Conclusion and Future Subjects

The most fibrogenic cytokine, TGF-β, is produced as a latent complex, in which TGF-β is trapped by its propeptide, LAP. On the surface of activated HSCs, PLK activates TGF-β by cleaving LAP between the R58 and L59 residues, releasing active TGF-β from the complex. We made specific antibodies that recognize the neo-C-terminal (R58) and N-terminal (L59) ends of the LAP-DP, and found that the LAP-DP may serve as a novel surrogate marker of TGF-β activation—namely, generation of active TGF-β—and is thereby a therapeutic marker for TGF-β-mediated liver fibrogenesis in patients [25].

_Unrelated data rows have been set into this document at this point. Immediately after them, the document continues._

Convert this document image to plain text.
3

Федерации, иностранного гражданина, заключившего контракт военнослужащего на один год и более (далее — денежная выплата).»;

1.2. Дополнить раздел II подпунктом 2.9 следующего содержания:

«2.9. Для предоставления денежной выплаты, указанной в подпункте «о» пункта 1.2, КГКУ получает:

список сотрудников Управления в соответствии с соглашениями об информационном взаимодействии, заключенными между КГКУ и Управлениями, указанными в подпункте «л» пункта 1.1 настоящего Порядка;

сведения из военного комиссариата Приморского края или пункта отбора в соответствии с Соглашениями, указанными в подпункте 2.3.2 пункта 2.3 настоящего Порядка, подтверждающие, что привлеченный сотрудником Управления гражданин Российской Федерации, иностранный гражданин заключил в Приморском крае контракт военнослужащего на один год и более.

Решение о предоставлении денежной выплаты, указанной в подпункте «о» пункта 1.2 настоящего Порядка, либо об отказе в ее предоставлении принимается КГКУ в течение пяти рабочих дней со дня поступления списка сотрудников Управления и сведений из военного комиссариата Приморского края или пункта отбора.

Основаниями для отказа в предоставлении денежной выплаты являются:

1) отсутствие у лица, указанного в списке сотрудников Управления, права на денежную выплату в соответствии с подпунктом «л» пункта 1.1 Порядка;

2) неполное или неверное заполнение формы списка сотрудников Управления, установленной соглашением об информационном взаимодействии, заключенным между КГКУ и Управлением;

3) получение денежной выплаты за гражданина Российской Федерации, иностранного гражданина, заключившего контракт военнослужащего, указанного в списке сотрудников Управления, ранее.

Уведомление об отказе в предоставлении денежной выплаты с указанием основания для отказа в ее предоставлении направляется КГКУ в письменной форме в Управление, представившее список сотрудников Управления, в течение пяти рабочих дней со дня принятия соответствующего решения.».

Utilizing LAP-DP antibodies, we are developing techniques to visualize the fibrogenic area by positron emission tomography (PET), planning to eliminate activated HSCs with pertussis toxin, and undertaking the challenge to solve the co-crystal structure of LAP and a LAP-DP targeting inhibitor, which binds to the LAP cleavage site, thereby inhibiting TGF-β activation and liver fibrosis in HBV-infected chimeric mice (Hara et al., unpublished data). The effectiveness of an inhibitor against the TGF-β activation reaction has been reported in the integrin-mediated activation of TGF-β [3, 15, 28]. LAP-DP is also used to monitor the effects of anti-fibrogenic factors or compounds for discovery of a novel anti-fibrosis drug. For example, we recently found that HCV NS3 protease mimics TGF-β2 and enhances liver fibrosis via binding to and activation of the TGF-β type I receptor, and that an anti-NS3 antibody raised against the predicted binding sites attenuates liver fibrosis in HCV-infected chimeric mice [29]. In this study, R58 LAP-DP staining nicely showed the anti-fibrogenic potentials of the anti-NS3 antibody.

The technique developed accelerates drug discovery targeting TGF-β-dependent fibrogenesis in patients suffering from chronic hepatitis.